Lawmakers too have been pressuring Team Obama to give more aid to unemployed homeowners, especially those with good payment histories.

"While clearly there are some people in trouble on their mortgages who bear some of the responsibility for their plight, this is not true of the unemployed who are fully deserving of this help," said Rep. Barney Frank, D-Mass., the chairman of the House Financial Services Committee.

The new program captured headlines Thursday night when word leaked of help to unemployed homeowners. Once the details came out Friday, however, it delivered less than expected.

Lenders and loan servicers who participate in the government's program are required to offer temporary relief, but it'll be help for a limited universe. First, borrowers must seek this help, must be collecting unemployment insurance and must be less than 90 days late on their mortgage payments.

That appears to exclude many of the record 6.1 million Americans who have been jobless for 27 weeks or longer.

"It's the first real step they've made on helping the unemployed, but it is not enough," said Michael Calhoun, the president of the Center for Responsible Lending, an advocacy group based in Durham, N.C.

Citing only "modest steps," Calhoun said the administration is navigating a political environment where taxpayers are sick of bailouts of any sort.

"The administration has been pretty sensitive to criticism that they're helping borrowers too much. I think that's reflected in this modest plan," he said.

Republicans weren't shy about labeling the effort another bailout.

Sen. Orrin Hatch, R-Utah, said in a statement that the new efforts were unfair to people "who work hard, pay their bills on time, and raise good families. They feel like they are being penalized for being responsible, and that's not right."

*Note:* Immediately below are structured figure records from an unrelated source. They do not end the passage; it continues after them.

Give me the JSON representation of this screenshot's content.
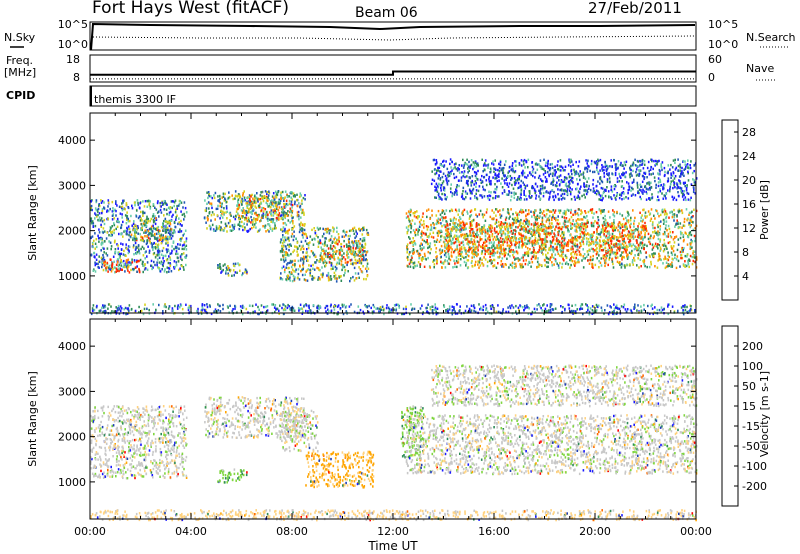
{
  "header": {
    "station": "Fort Hays West (fitACF)",
    "beam": "Beam 06",
    "date": "27/Feb/2011"
  },
  "strips": {
    "nsky_label": "N.Sky",
    "nsky_ticks": [
      "10^5",
      "10^0"
    ],
    "nsearch_label": "N.Search",
    "nsearch_ticks": [
      "10^5",
      "10^0"
    ],
    "freq_label_line1": "Freq.",
    "freq_label_line2": "[MHz]",
    "freq_ticks": [
      "18",
      "8"
    ],
    "nave_label": "Nave",
    "nave_ticks": [
      "60",
      "0"
    ],
    "cpid_label": "CPID",
    "cpid_value": "themis 3300 IF",
    "freq_step": {
      "time_h": 12.0,
      "before": 10.7,
      "after": 11.9
    },
    "nave_mean": 7
  },
  "chart_data": [
    {
      "type": "heatmap",
      "quantity": "Power",
      "ylabel": "Slant Range [km]",
      "y_ticks": [
        "4000",
        "3000",
        "2000",
        "1000"
      ],
      "ylim": [
        180,
        4600
      ],
      "x_ticks": [
        "00:00",
        "04:00",
        "08:00",
        "12:00",
        "16:00",
        "20:00",
        "00:00"
      ],
      "xlim_hours": [
        0,
        24
      ],
      "colorbar_label": "Power [dB]",
      "colorbar_ticks": [
        "28",
        "24",
        "20",
        "16",
        "12",
        "8",
        "4"
      ],
      "colorbar_range": [
        0,
        30
      ],
      "colors": [
        "#1a1aff",
        "#1f57b4",
        "#2e8b57",
        "#66cdaa",
        "#d6d11c",
        "#ff8c00",
        "#ff2a00"
      ],
      "regions": [
        {
          "t": [
            0.0,
            3.8
          ],
          "r": [
            1100,
            2700
          ],
          "level": 10
        },
        {
          "t": [
            1.6,
            3.2
          ],
          "r": [
            1800,
            2300
          ],
          "level": 17
        },
        {
          "t": [
            4.5,
            8.5
          ],
          "r": [
            2000,
            2900
          ],
          "level": 13
        },
        {
          "t": [
            5.8,
            8.0
          ],
          "r": [
            2200,
            2800
          ],
          "level": 19
        },
        {
          "t": [
            7.5,
            11.0
          ],
          "r": [
            900,
            2100
          ],
          "level": 14
        },
        {
          "t": [
            9.0,
            10.8
          ],
          "r": [
            1300,
            1800
          ],
          "level": 20
        },
        {
          "t": [
            5.0,
            6.2
          ],
          "r": [
            1000,
            1300
          ],
          "level": 13
        },
        {
          "t": [
            0.5,
            2.0
          ],
          "r": [
            1100,
            1400
          ],
          "level": 24
        },
        {
          "t": [
            12.5,
            24.0
          ],
          "r": [
            1200,
            2500
          ],
          "level": 18
        },
        {
          "t": [
            14.0,
            22.0
          ],
          "r": [
            1500,
            2200
          ],
          "level": 22
        },
        {
          "t": [
            13.5,
            24.0
          ],
          "r": [
            2700,
            3600
          ],
          "level": 6
        },
        {
          "t": [
            0.0,
            24.0
          ],
          "r": [
            180,
            400
          ],
          "level": 8
        }
      ]
    },
    {
      "type": "heatmap",
      "quantity": "Velocity",
      "ylabel": "Slant Range [km]",
      "y_ticks": [
        "4000",
        "3000",
        "2000",
        "1000"
      ],
      "ylim": [
        180,
        4600
      ],
      "x_ticks": [
        "00:00",
        "04:00",
        "08:00",
        "12:00",
        "16:00",
        "20:00",
        "00:00"
      ],
      "xlabel": "Time UT",
      "xlim_hours": [
        0,
        24
      ],
      "colorbar_label": "Velocity [m s-1]",
      "colorbar_ticks": [
        "200",
        "100",
        "50",
        "15",
        "-15",
        "-50",
        "-100",
        "-200"
      ],
      "colorbar_range": [
        -250,
        250
      ],
      "colors": [
        "#ff0000",
        "#ff6a00",
        "#ffa500",
        "#ffd27f",
        "#c8c8c8",
        "#7fd640",
        "#2e8b57",
        "#1f3fb4",
        "#1a1aff"
      ],
      "regions": [
        {
          "t": [
            0.0,
            3.8
          ],
          "r": [
            1100,
            2700
          ],
          "level": 0
        },
        {
          "t": [
            4.5,
            8.5
          ],
          "r": [
            2000,
            2900
          ],
          "level": 0
        },
        {
          "t": [
            7.5,
            9.0
          ],
          "r": [
            1700,
            2600
          ],
          "level": 0
        },
        {
          "t": [
            8.5,
            11.2
          ],
          "r": [
            900,
            1700
          ],
          "level": -90
        },
        {
          "t": [
            5.0,
            6.2
          ],
          "r": [
            1000,
            1300
          ],
          "level": 60
        },
        {
          "t": [
            12.3,
            13.2
          ],
          "r": [
            1500,
            2700
          ],
          "level": 60
        },
        {
          "t": [
            12.5,
            24.0
          ],
          "r": [
            1200,
            2500
          ],
          "level": 0
        },
        {
          "t": [
            13.5,
            24.0
          ],
          "r": [
            2700,
            3600
          ],
          "level": 0
        },
        {
          "t": [
            0.0,
            24.0
          ],
          "r": [
            180,
            400
          ],
          "level": -40
        }
      ]
    }
  ]
}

Some of the most important changes in the reworked Obama plan are technical.

A program to refinance underwater mortgages has been on the books for several years, but had virtually no bank participation. That's because there were few lenders willing to refinance or reissue such mortgages and risk consequences to their own creditworthiness if these loans went into default because of the sour economy.

The new Obama plan, however, will grant an important exception from such credit hits if a lender extinguishes an old mortgage, forgives principal and places the new loan into a Federal Housing Administration program.

Another barrier to modification has been second mortgages, especially in states where housing prices soared. Issuers of these second mortgages had little incentive to extinguish their claim and help the borrower and issuer of the primary mortgage modify mortgages.

Under the revamped effort, the government will double payments to second lien holders that agree to extinguish their claims. Before, they got 10 cents on the dollar for doing so; now they'll get 20 cents on the dollar. It doesn't sound like much, but if the mortgages goes into foreclosure, they get nothing.

There's also a danger that Friday's plan could foster unrealistic expectations.

"Borrowers are calling today from the announcement, and it could be fall before you see some of this executable," cautioned Faith Schwartz, who runs Hope Now, a trade association that represents lenders and loan servicers. "The good news is there are a few more tools."

Much of what was announced Friday followed intense discussions with the mortgage finance community. Sean Dobson, the chief executive of Amherst Securities, was part of that discussion, and he praised the administration's willingness to listen.

"It's a fatal wound to the economy if they don't do something about it . . . Nothing yet has been done," Dobson said, suggesting a negative loop where the housing crisis hits the economy, which creates more job losses, which add more homes to the foreclosure rolls. "This is the first step we've seen to interrupt that feedback loop."